# taz.de -- Auftragsvergabe im öffentlichen Dienst: Mindestlohn auf dem Vormarsch
       
       > In acht Bundesländern gibt es Mindestlöhne bei der Auftragsvergabe im
       > öffentlichen Dienst. Und es werden mehr. Bald will auch NRW dazugehören.
       
 (IMG) Bild: Aufträge der öffentlichen Hand - wie hier bei Bauvorhaben - werden nicht überall mit Mindestlöhnen entlohnt.
       
       BERLIN taz | Thorsten Schulten, Experte für europäische Tarifpolitik am
       sozialwissenschaftlichen Institut der Hans-Böckler-Stiftung, spricht noch
       immer vom "Rüffert-Schock", wenn er den 3. April 2008 beschreibt.
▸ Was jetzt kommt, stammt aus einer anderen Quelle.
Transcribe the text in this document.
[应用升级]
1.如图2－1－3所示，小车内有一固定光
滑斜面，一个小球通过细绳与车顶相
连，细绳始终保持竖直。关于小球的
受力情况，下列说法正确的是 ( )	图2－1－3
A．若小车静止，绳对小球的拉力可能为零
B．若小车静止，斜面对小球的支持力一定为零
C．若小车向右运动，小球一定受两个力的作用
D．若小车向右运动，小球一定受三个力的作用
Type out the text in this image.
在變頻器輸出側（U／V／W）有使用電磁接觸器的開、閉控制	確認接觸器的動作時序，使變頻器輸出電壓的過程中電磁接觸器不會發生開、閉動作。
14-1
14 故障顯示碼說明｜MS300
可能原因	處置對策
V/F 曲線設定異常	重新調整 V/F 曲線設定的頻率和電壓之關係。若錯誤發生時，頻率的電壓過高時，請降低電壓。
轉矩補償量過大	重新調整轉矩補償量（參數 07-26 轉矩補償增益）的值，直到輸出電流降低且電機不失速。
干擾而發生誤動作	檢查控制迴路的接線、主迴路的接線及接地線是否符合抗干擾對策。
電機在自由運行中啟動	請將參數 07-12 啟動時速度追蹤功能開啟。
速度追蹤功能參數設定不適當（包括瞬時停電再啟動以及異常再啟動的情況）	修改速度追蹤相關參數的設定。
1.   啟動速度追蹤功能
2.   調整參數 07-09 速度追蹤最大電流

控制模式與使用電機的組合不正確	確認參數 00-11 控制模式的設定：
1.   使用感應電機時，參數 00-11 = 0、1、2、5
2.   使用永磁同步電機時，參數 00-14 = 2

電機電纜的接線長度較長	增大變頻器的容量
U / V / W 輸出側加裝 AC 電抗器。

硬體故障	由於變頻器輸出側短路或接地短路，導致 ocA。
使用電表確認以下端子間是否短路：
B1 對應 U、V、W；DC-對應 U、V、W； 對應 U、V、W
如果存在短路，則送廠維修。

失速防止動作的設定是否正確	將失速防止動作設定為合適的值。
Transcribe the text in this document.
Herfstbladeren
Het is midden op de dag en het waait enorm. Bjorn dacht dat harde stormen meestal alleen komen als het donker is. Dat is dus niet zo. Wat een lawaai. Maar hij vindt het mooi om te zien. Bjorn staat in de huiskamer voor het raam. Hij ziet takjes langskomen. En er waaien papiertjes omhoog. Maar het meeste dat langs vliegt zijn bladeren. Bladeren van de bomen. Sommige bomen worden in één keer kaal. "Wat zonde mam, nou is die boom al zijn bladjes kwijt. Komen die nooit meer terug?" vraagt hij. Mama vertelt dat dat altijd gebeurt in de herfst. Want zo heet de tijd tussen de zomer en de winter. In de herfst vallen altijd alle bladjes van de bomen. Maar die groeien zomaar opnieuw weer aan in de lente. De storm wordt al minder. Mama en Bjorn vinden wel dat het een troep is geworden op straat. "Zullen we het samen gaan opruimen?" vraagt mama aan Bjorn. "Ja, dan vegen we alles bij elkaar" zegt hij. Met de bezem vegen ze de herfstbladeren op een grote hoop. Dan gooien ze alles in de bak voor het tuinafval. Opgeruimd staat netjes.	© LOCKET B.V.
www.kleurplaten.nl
An diesem
       Tag gab der Europäische Gerichtshof (EuGH) der Klage eines deutschen
       Bauunternehmens, vertreten durch Dirk Rüffert, gegen das Land Niedersachsen
       recht.
       
       Niedersachsen hatte die Vergabe eines Auftrags an das Bauunternehmen an die
       Auflage geknüpft, es müsse ortsübliche Tariflöhne bezahlen. Das
       Bauunternehmen wiederum heuerte ein polnisches Subunternehmen an, das sich
       nicht daran hielt. Das Land kündigte den Vertrag und pochte auf eine
       Vertragsstrafe. Rüffert zog dagegen vor Gericht - und gewann. Die sechs
       Bundesländer, die im April 2008 Tariftreuegesetze oder Vergabegesetze
       besaßen, setzten diese daraufhin außer Kraft. Die Gewerkschaften waren
       entsetzt.
       
       Doch Lohnvorschriften durch die öffentliche Hand boomen wieder: Acht
       Bundesländer wenden sie heute an. Nordrhein-Westfalen will das neunte sein:
       Dort bringt Rot-Grün heute sein Tariftreue- und Vergabegesetz in den
       Landtag ein. Schulten ist zuversichtlich: Bald werde das Lohndumping der
       Unternehmer und Subunternehmer im Wettbewerb um öffentliche Aufträge sogar
       in mehr Bundesländern bekämpft als vor dem Rüffert-Urteil.
       
       "2008 ging wirklich niemand davon aus, dass der EuGH im Sinne Rüfferts
       entscheiden würde. Selbst die deutsche Regierung und der Generalanwalt am
       EuGH hatten in seiner Stellungnahme die niedersächsische Praxis
       befürwortet", sagt Schulten. Doch die Richter sagten: Die Vorgabe, örtliche
       Tariflöhne zu zahlen, verstoße gegen die EU-Dienstleistungsfreiheit und die
       EU-Entsenderichtlinie für Arbeitnehmer.
       
       ## Mindestlöhne bisher nur in Berlin, Bremen und Rheinland-Pfalz
       
       Die Länder haben darauf reagiert: Sie verankern ihre Lohnvorschriften heute
       rechtlich anders, um nicht erneut in Konflikt mit EU-Normen zu kommen. Die
       EU-Entsenderichtlinie lässt zwar keinen Verweis auf ortsübliche Tariflöhne
       zu, wohl aber Mindestlöhne per Rechtsvorschrift. Genau diesen Spielraum
       nutzen die Bundesländer aus. "Das ist für mich eines der seltenen positiven
       Beispiele, in denen die Länder eine Dynamik zur sozialen Reregulierung
       anstoßen", sagt Schulten.
       
       An Rhein und Weser sollen Unternehmen, auch Subunternehmer aus anderen
       EU-Ländern, künftig ihren Arbeitnehmern ab einem Auftragsvolumen von 20.000
       Euro mindestens 8,62 Euro Stundenlohn zahlen. Das soll auch für angeheuerte
       Leiharbeiter gelten. "Wir preschen vor, was soziale Inhalte angeht", sagt
       Rainer Schmeltzer, SPD-Fraktionsvize im Landtag, stolz.
       
       Bisher schreiben nur Berlin, Bremen und Rheinland-Pfalz einen solchen
       vergabespezifischen Mindestlohn vor. Er liegt zwischen 7,50 Euro (Berlin)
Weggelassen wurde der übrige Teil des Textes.